I’ve been grinding as an analyst for about 18 months now, and I’m starting to see the wall everyone talks about. The promotion to associate doesn’t feel inevitable—it feels like there’s this unwritten checklist that nobody actually explains. I get that deal flow matters, that your performance matters, but I keep hearing that networking is the real differentiator. The thing is, I’m not entirely sure what that means in practice. Are people actually promoting analysts who are well-connected, or is that just something we tell ourselves? I’ve had maybe a dozen coffee chats with more senior people, and honestly, they’ve been useful for understanding different groups and getting context on how things work, but I can’t point to a single conversation that directly moved me closer to promotion. I’m wondering if I’m approaching this wrong. Are there specific people I should be targeting—like, does it matter if I’m networking with people in my group vs. outside? Should I be strategic about which senior bankers I reach out to based on their influence in promotion conversations? And is there a point where too much networking starts to signal that you’re not focused enough on your actual work? I’d love to hear how people who’ve made this jump actually navigated it. What did your network look like before you became an associate, and did you do anything differently in the months leading up to your promotion?
lol, honest truth? most of the networking stuff is theater. what actually gets u promoted is crushing deals and not pissing off ur MD. the coffee chats r nice for not feeling completely alone, but if ur work isnt there, no amount of networking saves u. that said, having ppl know ur name when promotion time comes definitely helps. just dont overdo it or u look desperate.
the unwritten checklist exists but nobody tells u bc it changes every year lol. promotions r political. yes, network, but focus on people who actually matter—ur group head, ur staffer, MDs doing deals u care about. coffee chats w random VPs? nice for ur mental health, not much else.

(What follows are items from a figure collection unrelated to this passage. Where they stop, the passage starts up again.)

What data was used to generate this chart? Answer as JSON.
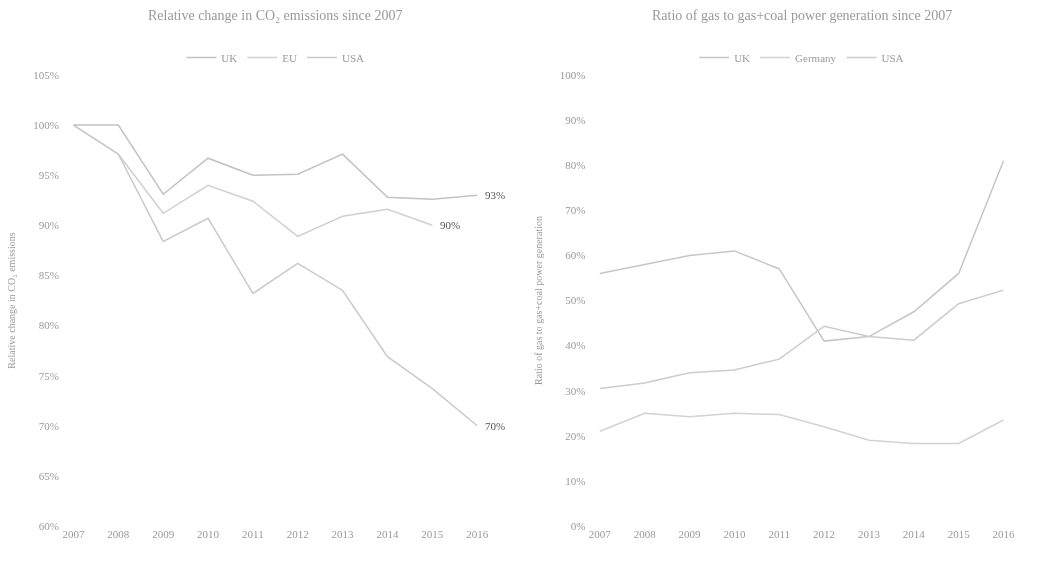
{
  "chart_data": [
    {
      "type": "line",
      "title": "Relative change in CO₂ emissions since 2007",
      "ylabel": "Relative change in CO₂ emissions",
      "categories": [
        "2007",
        "2008",
        "2009",
        "2010",
        "2011",
        "2012",
        "2013",
        "2014",
        "2015",
        "2016"
      ],
      "series": [
        {
          "name": "UK",
          "color": "#c2c2c2",
          "values": [
            100,
            100,
            93.1,
            96.7,
            95.0,
            95.1,
            97.1,
            92.8,
            92.6,
            93
          ]
        },
        {
          "name": "EU",
          "color": "#d0d0d0",
          "values": [
            100,
            97.1,
            91.2,
            94.0,
            92.4,
            88.9,
            90.9,
            91.6,
            90,
            null
          ]
        },
        {
          "name": "USA",
          "color": "#cacaca",
          "values": [
            100,
            97.1,
            88.4,
            90.7,
            83.2,
            86.2,
            83.5,
            76.9,
            73.7,
            70
          ]
        }
      ],
      "ylim": [
        60,
        105
      ],
      "yticks": [
        {
          "value": 60,
          "label": "60%"
        },
        {
          "value": 65,
          "label": "65%"
        },
        {
          "value": 70,
          "label": "70%"
        },
        {
          "value": 75,
          "label": "75%"
        },
        {
          "value": 80,
          "label": "80%"
        },
        {
          "value": 85,
          "label": "85%"
        },
        {
          "value": 90,
          "label": "90%"
        },
        {
          "value": 95,
          "label": "95%"
        },
        {
          "value": 100,
          "label": "100%"
        },
        {
          "value": 105,
          "label": "105%"
        }
      ],
      "annotations": [
        {
          "text": "93%",
          "x": "2016",
          "y": 93
        },
        {
          "text": "90%",
          "x": "2015",
          "y": 90
        },
        {
          "text": "70%",
          "x": "2016",
          "y": 70
        }
      ],
      "legend": "top"
    },
    {
      "type": "line",
      "title": "Ratio of gas to gas+coal power generation since 2007",
      "ylabel": "Ratio of gas to gas+coal power generation",
      "categories": [
        "2007",
        "2008",
        "2009",
        "2010",
        "2011",
        "2012",
        "2013",
        "2014",
        "2015",
        "2016"
      ],
      "series": [
        {
          "name": "UK",
          "color": "#c6c6c6",
          "values": [
            56,
            58,
            60,
            61,
            57,
            41,
            42,
            47.5,
            56,
            81
          ]
        },
        {
          "name": "Germany",
          "color": "#d2d2d2",
          "values": [
            21,
            25,
            24.2,
            25,
            24.7,
            22,
            19,
            18.3,
            18.3,
            23.5
          ]
        },
        {
          "name": "USA",
          "color": "#cccccc",
          "values": [
            30.5,
            31.7,
            34,
            34.6,
            37,
            44.3,
            42,
            41.2,
            49.3,
            52.3
          ]
        }
      ],
      "ylim": [
        0,
        100
      ],
      "yticks": [
        {
          "value": 0,
          "label": "0%"
        },
        {
          "value": 10,
          "label": "10%"
        },
        {
          "value": 20,
          "label": "20%"
        },
        {
          "value": 30,
          "label": "30%"
        },
        {
          "value": 40,
          "label": "40%"
        },
        {
          "value": 50,
          "label": "50%"
        },
        {
          "value": 60,
          "label": "60%"
        },
        {
          "value": 70,
          "label": "70%"
        },
        {
          "value": 80,
          "label": "80%"
        },
        {
          "value": 90,
          "label": "90%"
        },
        {
          "value": 100,
          "label": "100%"
        }
      ],
      "legend": "top"
    }
  ]
}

this is super helpful context. so ur saying the work comes first, networking is secondary? that actually makes me feel better abt not having 100 connections yet lol
wait so should i be reaching out to ppl in my group more or ppl outside? im confused on the strategy part
Your instinct about the unwritten checklist is spot-on. The analyst-to-associate transition typically hinges on three factors: demonstrated technical competence, deal flow contribution, and institutional visibility. Networking becomes valuable when it reinforces these fundamentals, not as a substitute for them. Strategic networking means focusing on stakeholders who influence promotion decisions—your staffer, group leadership, and MDs you work with—rather than broad relationship-building. The timing matters too; most promotions are discussed 3-4 months before they’re formally announced, so visibility should peak around that window. Outside networking can signal ambition, but internal credibility always comes first.
I’d also note that the best networkers at the analyst level are often the ones who help others—connecting analysts to resources, introducing people across groups, being genuinely useful without asking for anything. That kind of visibility sticks with decision-makers much more than formal coffee chats. It’s subtle, but it works.
You’re asking the right questions! Stay focused on great work, build real relationships with people in your group, and trust the process. You’ve got this!
18 months in means you’re right at the sweet spot for visibility too. Keep crushing it—the jump will come!
I also learned that signaling you’re thinking about outside optins during your analyst year can actually hurt. People want to promote analysts they think’ll stick around and become their future partners. I stayed quiet about my plans until I was already an associate, then started thinking about moves.
On your specific question about in-group vs. out-of-group networking: both matter, but for different reasons. In-group builds credibility and internal advocates. Out-of-group signals you’re valuable to other stakeholders and aren’t stuck. The optimal mix seems to be 60% depth within group, 40% breadth outside. Too much outside networking early can read as disloyal; too little makes you invisible to decision-makers outside your bubble.